Dans la tétrarchie un système successoral est mis en place : les auxiliaires doivent remplacer les Augustes quand ils partiront. Les César sont perçus comme les fils des Auguste, et ainsi chaque César devant succéder doit, à son tour devenu Auguste, désigner un César. Intéressant car la tétrarchie apporte une solution au problème de gouvernement et de la succession, mais le problème se pose qu’il y ait une rupture ouvert dans l’unité impériale, chacun des deux Augustes voulant gérer seul sa partie. La tétrarchie ne survit pas à son créateur. Galère et Constance deviennent Augustes et prennent des auxiliaires qui vont rentrer, une fois Augustes, en guerre entre eux, et une nouvelle période de guerres civiles et d’anarchie s’ouvre pour s’arrêter en 312 avec la victoire de Constantin – Constantin est le fils de Constance. Avec Constantin la monarchie du bas Empire prend ses traits définitifs : l’absolutisme, le principe dynastique, le christianisme, le transfert de la capitale à Constantinople et surtout l’orientalisation progressive de l’Empire. A la mort de Constantin ses fils se lancent dans une guerre fratricide pour détemriner à qui reviendra le pouvoir, ce qui permet en 350 à l’empereur Constant de rétablir momentanément l’unité de l’Empire.
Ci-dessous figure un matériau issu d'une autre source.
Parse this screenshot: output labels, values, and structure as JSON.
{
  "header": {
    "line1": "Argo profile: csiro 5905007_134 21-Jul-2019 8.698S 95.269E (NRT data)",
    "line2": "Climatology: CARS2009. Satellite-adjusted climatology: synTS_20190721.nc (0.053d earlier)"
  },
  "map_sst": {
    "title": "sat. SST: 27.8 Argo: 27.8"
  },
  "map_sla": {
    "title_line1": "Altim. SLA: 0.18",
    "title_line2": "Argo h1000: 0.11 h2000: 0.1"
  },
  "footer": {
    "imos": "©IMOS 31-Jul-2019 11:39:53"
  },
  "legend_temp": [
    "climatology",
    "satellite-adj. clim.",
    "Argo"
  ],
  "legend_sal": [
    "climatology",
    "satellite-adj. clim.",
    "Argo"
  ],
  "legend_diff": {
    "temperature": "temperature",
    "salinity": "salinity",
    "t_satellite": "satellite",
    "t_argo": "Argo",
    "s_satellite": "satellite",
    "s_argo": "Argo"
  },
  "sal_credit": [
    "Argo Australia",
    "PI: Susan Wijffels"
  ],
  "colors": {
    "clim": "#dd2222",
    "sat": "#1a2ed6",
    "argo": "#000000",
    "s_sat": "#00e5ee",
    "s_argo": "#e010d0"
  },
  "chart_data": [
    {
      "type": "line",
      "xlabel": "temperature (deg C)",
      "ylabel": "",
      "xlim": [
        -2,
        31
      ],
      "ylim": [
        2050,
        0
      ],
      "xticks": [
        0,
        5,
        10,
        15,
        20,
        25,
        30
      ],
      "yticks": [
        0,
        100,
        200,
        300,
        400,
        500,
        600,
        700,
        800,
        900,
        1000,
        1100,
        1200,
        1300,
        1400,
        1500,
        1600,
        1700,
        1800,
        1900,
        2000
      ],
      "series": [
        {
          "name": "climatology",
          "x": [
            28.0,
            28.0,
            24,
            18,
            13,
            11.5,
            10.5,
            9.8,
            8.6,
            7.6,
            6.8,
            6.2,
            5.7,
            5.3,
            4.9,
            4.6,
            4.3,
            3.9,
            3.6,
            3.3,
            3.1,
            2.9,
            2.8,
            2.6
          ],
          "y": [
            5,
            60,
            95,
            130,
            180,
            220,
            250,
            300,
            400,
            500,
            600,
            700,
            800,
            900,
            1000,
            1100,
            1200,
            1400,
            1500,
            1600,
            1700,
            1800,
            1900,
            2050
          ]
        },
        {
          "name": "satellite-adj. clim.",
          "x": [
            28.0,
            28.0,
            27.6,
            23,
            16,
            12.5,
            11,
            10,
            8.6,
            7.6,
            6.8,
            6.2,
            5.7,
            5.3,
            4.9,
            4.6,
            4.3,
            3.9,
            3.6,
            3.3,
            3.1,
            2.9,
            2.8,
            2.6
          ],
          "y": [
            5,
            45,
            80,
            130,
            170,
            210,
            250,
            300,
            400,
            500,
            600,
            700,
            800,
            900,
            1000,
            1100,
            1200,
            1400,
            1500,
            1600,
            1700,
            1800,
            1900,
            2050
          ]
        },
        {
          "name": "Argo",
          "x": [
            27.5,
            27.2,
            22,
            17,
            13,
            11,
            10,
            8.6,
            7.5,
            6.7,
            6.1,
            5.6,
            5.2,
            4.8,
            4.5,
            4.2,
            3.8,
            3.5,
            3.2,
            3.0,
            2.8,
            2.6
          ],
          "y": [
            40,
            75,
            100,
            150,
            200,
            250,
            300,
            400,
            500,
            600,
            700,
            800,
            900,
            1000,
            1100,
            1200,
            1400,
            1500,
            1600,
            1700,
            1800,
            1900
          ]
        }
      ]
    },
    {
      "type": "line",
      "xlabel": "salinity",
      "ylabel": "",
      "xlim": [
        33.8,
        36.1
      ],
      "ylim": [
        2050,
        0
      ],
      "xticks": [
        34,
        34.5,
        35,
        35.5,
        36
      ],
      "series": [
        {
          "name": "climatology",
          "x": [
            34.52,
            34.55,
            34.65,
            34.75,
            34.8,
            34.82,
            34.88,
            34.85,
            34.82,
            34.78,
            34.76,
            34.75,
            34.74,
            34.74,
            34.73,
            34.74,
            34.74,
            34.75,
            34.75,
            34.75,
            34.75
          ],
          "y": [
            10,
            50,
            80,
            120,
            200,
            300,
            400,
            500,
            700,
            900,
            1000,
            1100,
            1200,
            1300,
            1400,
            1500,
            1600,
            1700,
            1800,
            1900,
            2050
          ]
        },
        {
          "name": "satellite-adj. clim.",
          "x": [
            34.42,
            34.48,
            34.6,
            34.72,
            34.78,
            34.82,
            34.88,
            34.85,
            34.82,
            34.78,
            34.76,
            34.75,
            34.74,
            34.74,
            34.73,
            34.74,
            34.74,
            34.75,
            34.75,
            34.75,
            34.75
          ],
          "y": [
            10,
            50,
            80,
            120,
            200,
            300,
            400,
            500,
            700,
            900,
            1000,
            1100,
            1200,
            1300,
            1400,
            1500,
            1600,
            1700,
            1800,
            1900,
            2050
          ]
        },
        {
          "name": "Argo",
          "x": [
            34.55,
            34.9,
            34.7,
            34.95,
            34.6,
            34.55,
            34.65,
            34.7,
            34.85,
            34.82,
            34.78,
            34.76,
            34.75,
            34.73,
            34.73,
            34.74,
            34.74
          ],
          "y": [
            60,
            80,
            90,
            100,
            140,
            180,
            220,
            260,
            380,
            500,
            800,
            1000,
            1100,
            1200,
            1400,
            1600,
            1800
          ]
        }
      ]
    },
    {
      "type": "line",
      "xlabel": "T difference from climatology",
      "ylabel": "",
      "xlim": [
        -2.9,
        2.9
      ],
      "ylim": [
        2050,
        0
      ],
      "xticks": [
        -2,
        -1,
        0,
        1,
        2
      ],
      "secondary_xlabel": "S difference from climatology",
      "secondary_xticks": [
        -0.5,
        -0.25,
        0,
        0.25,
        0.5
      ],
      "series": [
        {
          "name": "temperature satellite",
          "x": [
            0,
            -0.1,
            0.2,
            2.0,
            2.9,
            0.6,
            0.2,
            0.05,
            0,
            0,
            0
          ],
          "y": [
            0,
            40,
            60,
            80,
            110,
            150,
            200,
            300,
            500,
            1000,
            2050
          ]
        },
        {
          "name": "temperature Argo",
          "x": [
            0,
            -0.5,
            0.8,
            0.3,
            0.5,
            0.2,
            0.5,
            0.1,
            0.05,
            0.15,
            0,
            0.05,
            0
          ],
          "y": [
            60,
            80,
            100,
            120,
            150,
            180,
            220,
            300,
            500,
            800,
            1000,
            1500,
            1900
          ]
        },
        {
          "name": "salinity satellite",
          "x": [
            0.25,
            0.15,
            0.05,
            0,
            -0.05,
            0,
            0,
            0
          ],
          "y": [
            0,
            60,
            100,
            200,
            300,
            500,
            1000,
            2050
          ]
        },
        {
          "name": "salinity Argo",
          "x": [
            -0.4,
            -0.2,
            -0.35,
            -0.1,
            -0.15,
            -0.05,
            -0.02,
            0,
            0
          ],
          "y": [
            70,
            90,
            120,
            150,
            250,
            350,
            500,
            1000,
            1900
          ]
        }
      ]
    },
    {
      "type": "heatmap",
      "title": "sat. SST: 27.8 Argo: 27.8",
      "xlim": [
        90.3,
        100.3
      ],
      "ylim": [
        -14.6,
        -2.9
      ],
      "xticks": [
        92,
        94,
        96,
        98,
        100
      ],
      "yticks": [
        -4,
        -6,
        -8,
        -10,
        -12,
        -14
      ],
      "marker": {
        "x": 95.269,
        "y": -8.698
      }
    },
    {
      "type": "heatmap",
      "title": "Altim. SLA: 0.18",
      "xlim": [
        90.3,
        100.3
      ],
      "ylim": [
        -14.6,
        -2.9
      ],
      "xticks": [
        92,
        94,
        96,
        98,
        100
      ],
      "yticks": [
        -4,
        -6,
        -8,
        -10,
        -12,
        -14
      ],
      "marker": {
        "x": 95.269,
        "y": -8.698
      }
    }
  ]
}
Mais des évènements très vite contraignants à restaurer un gouvernement collectif qui est maintenu jusqu’à la mort de Théodose en 395.

Mais la différence d’état d’esprit, à cause notamment de la pression militaire, va conduire à l’implosion de l’Empire : il se disloque en deux parties distinctes qui ne seront plus jamais réunifiées.

Les dernières empereurs d’origine germanique sont plus occupés à défendre les frontières qu’à administrer l’empire ; ce sont les évêques qui le feront. Autrement dit les derniers empereurs, les germains, en donnant aux évêques le pouvoir de l’administration civile, vont institutionnaliser le christianisme, ce qui va permettre de préserver quelques institutions romaines et le souvenir de la res publica, en 476 par le général Odoacre.

Quelle leçon tirer de ce cours et du précédent : à l’inverse des français, les latins et les romains ont toujours tenu la res et la publica distinctes, même s’ils les ont employé dans une expression qui les rend indissociable. Ainsi res publica n’est jamais écrit en un seul mot par les romains : il n’ont pas cherché à faire disparaître ces notions en les fusionnant, mais l’un ou l’autre, selon les évènements, peut apporter des solutions. Res publica en deux mots, mais uni, c’est donner un caractère imprécis, fluctuant, mais ouvert, utile, c’est intelligent.

Or ces caractéristiques se retrouvent dans les définitions modernes et c’est peut-être là l’héritage des romains à l’histoire de la république.